You thought my last post was going to be the last for a while, right? Well, I almost forgot that I had my March book list to post!
The Bible’s “Obadiah” – Very, very short and I’m sorta sad to say that it didn’t do anything for me. In fact, I wonder why it’s included in the Bible at all-it’s so much like the other books before it, but without their beauty. To me, anyway…
“The Parable of the Sower” by Octavia E. Butler – This is a really great book. There is a sequel to it that I just can’t wait to read. It takes place not that far in the future and our world is much worse than it is already and yet the book is filled with hope as Olamina and her fellow travelers try to build their own community. I like the concept of “God is Change” that Olamina preaches. I have ordered some more books by Butler, as I just love her writing.
The Bible’s “Jonah” – I liked this book, as the story was very familiar to me. Jonah is very relatable to me-He is a man who seems very bitter when the people he detests actually repent. Sometimes the prophets’ actions seem too perfect or outlandish for me to relate to, but perhaps sadly, I can understand Jonah’s actions and emotions. I also see this book as a story about great love, as God continues to love Jonah, even when he acts foolish and arrogant, and the people of Ninevah, even though they were not in right relationship with The Holy One.
“Plato’s Podcasts: The Ancients’ Guide to Modern Living” by Mark Vernon – Modern questions about life are “answered” by ancient philosophers.
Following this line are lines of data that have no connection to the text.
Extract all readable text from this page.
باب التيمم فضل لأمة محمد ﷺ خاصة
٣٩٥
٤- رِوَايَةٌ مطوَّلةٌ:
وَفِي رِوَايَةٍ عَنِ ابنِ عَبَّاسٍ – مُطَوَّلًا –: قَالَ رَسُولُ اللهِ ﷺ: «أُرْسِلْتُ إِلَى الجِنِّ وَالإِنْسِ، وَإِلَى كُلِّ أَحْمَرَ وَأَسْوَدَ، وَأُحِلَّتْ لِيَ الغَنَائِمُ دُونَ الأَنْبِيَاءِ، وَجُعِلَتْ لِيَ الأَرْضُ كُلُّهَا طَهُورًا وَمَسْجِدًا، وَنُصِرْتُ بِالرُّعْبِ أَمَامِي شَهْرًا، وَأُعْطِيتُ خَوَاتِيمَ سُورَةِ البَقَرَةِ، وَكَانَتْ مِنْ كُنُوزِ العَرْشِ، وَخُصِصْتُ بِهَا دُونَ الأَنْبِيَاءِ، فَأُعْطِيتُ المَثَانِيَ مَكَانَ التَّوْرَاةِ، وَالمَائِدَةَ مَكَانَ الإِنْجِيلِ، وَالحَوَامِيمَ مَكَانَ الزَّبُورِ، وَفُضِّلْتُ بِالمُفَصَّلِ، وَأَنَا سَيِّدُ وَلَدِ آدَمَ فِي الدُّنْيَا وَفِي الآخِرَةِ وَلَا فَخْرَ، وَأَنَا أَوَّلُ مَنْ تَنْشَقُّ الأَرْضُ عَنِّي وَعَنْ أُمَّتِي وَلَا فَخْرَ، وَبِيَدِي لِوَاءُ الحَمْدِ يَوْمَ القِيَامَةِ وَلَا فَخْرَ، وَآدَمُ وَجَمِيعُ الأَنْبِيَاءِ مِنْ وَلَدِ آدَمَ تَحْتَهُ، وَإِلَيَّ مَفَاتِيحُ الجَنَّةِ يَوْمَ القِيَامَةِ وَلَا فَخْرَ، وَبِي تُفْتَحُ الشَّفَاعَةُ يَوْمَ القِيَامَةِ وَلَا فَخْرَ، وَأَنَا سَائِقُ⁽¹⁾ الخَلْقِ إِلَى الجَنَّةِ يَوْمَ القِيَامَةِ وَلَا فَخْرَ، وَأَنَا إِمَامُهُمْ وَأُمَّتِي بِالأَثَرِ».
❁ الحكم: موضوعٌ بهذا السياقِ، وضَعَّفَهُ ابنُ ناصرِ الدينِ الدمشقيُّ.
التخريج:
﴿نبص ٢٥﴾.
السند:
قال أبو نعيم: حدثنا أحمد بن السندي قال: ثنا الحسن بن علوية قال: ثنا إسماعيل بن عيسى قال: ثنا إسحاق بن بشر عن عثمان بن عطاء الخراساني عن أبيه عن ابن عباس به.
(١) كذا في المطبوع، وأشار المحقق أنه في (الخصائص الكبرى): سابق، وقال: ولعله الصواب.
I liked that there were female philosophers, as well as male, included. My favorites were “Sappho and the art of paying attention” and “Plato and a love of conversation.” The book is a good intro for someone who is interested in ancient Greek philosophy, as it basically sums up their philosophy and tells interesting stories about their life. After reading this book, I want to read more poetry by Sappho and the writings of Plato.
“Jesus Freak: Feeding, Healing, Raising the Dead” by Sara Miles – a good, quick read about how we can be Jesus, ourselves. Very inspirational and I heartily recommend it. The one thing that I did not like was that Miles refers to people by their labels, i.e. schizophrenics, the poor, homosexuals, etc. instead of saying that these are people who happen to have these qualities. I know Miles does it to make a point about the kinds of people we should help, but it still rubs me the wrong way.